You don't dislike me, you really don't dislike me

 A few days ago, David Brooks wrote that Donald Trump "has an advantage that Haley can't match.  He is reviled by the coastal professional classes. That’s a sacred bond with working-class and rural voters who feel similarly slighted and unseen."  Today, Damon Linker offered a similar analysis: "fundamental to Mr. Trump’s strength is populist anger at 'them' — the progressive-leaning elites who graduate from the country’s most selective universities, control the commanding heights of culture, run America’s leading public institutions and media outlets and sneer at him and his supporters, calling them racists, xenophobes, misogynists and fascists."  I could go on piling up citations--Bret Stephens wrote something similar a few days ago--but this is a blog post, not a research paper, so I'll get to the data.  In 2021, a Pew survey asked how people felt about various possible characteristics of political leaders, including "Has a degree from a prestigious university, such as Harvard or Stanford."  Overall, 7% said they liked that a lot, 14% that they liked it a little, 5.6% that they disliked it a little, and 5.8% that they disliked it a lot.  The majority (about 67%) said they neither liked nor disliked it.    What if we break it down by groups?  To make comparison easier, I show the percent who say they like it minus the percent who say they dislike it--e. g., among college graduates, 23% say like and 10% say disklike, for a net of +13.

College grad        +13
Some college         +8
No college             +8

Metropolitan       +12
Non-metro             -3

Educational differences are small, and there are more likes than dislikes in all groups; the metro/non-metro difference (coded by the survey organization, not a self-report) is bigger, and people outside of metropolitan areas are more likely to see an elite degree as a minus than as a plus. 

There are substantial partisan differences:

Democrats               +18
Republicans                 0
Neither                      +5

Turning to some other groups:

aged 18-29                    +15
         30-49                   +15
         50-64                   +4
         65+                      +3

White                            +7
Black                             +7
Hispanic                        +20
Asian                             +17

Men                                +8
Women                           +11

I was a bit surprised at the age differences:  my impression is that anti-elite rhetoric has been growing in recent years, so younger people would be more attuned to it.  (For example, Donald Trump seems to admire elite universities:  he frequently boasts that he's not just a graduate of the University of Pennsylvania, but of the Wharton School, and a secondary part of his "birther" campaign was a demand that Obama release his academic records to prove that he deserved to be admitted to Columbia and Harvard Law School).  The Pew survey contains a question that has some bearing on this issue:  who was the best president of the last 40 years.

Reagan                +4
GHW Bush        +13
Clinton               +14
GW Bush              -0
Obama                +20
Trump                    -5
Biden                    +8

As the differences by party identification suggest, people who name one of the Democratic presidents as the best have more favorable views of degrees from elite universities, but the people who name Trump are more negative than those who name Reagan or one of the Bushes.

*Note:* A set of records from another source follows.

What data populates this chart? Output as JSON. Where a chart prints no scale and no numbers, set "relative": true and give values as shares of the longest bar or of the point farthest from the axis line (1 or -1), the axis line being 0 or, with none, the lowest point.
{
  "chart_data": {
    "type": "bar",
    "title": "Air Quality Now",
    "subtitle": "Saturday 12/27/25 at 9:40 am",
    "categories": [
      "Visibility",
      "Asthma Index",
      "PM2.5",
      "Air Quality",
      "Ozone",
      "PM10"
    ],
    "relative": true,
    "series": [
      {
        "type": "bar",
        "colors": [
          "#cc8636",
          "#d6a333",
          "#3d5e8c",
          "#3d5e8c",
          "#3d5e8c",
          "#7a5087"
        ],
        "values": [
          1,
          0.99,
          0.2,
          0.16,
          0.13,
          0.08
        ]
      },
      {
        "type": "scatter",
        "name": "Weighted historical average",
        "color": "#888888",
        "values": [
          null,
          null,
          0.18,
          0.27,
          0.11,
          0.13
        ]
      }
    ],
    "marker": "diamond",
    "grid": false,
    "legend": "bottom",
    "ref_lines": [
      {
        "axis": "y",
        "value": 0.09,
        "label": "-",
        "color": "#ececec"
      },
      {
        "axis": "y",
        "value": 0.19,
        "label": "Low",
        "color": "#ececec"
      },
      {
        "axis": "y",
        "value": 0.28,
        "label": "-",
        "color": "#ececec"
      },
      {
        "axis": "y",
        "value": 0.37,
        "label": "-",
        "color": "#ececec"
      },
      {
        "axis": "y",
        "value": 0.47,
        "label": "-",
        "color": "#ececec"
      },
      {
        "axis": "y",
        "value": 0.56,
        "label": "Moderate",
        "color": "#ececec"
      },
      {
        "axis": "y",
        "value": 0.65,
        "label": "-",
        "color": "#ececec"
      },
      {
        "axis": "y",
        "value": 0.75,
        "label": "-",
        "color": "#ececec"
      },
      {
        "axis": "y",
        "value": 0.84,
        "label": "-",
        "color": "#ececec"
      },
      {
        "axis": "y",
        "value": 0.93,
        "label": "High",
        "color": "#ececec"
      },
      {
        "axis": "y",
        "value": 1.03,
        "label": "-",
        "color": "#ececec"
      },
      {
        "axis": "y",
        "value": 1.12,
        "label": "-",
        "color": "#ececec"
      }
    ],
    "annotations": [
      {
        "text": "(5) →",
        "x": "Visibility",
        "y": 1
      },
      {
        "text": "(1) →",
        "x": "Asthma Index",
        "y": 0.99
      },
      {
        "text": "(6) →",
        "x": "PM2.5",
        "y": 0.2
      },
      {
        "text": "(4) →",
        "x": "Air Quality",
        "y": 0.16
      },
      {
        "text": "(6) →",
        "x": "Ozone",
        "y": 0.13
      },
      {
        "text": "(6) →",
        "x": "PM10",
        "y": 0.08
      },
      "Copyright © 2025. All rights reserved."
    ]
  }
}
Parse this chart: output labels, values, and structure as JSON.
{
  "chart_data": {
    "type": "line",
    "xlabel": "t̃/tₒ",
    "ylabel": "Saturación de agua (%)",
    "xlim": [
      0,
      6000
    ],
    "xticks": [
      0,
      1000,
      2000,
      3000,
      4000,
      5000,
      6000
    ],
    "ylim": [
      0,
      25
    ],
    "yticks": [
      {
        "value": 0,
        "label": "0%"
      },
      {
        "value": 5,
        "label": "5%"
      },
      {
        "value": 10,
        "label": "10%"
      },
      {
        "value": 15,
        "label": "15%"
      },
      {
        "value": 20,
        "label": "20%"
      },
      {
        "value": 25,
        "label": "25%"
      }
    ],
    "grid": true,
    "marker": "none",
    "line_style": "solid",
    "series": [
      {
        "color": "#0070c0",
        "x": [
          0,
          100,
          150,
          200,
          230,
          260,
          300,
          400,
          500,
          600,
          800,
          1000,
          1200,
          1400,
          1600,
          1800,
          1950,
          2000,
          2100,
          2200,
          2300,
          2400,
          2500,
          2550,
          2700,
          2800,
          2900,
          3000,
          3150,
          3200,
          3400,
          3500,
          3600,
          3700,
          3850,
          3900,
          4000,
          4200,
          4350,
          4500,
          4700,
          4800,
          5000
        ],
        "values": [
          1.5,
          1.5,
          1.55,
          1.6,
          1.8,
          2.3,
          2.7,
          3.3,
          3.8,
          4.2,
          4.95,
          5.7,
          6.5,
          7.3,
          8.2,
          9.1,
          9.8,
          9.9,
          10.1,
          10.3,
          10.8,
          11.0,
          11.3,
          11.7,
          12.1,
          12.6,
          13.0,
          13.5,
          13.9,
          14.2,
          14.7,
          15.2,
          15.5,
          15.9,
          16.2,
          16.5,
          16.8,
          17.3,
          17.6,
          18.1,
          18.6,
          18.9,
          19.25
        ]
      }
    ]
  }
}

Some of the partisan division is undoubtedly created by the parties--Republican leaders denounce elite universities, so Republican voters follow them and Democratic voters react against them--but the substantial divisions by age, ethnicity, and metro status suggest that opinions have some independent basis.  However, education itself doesn't make much difference, and only 13% of people who didn't attend college see having a degree from an elite university as a negative.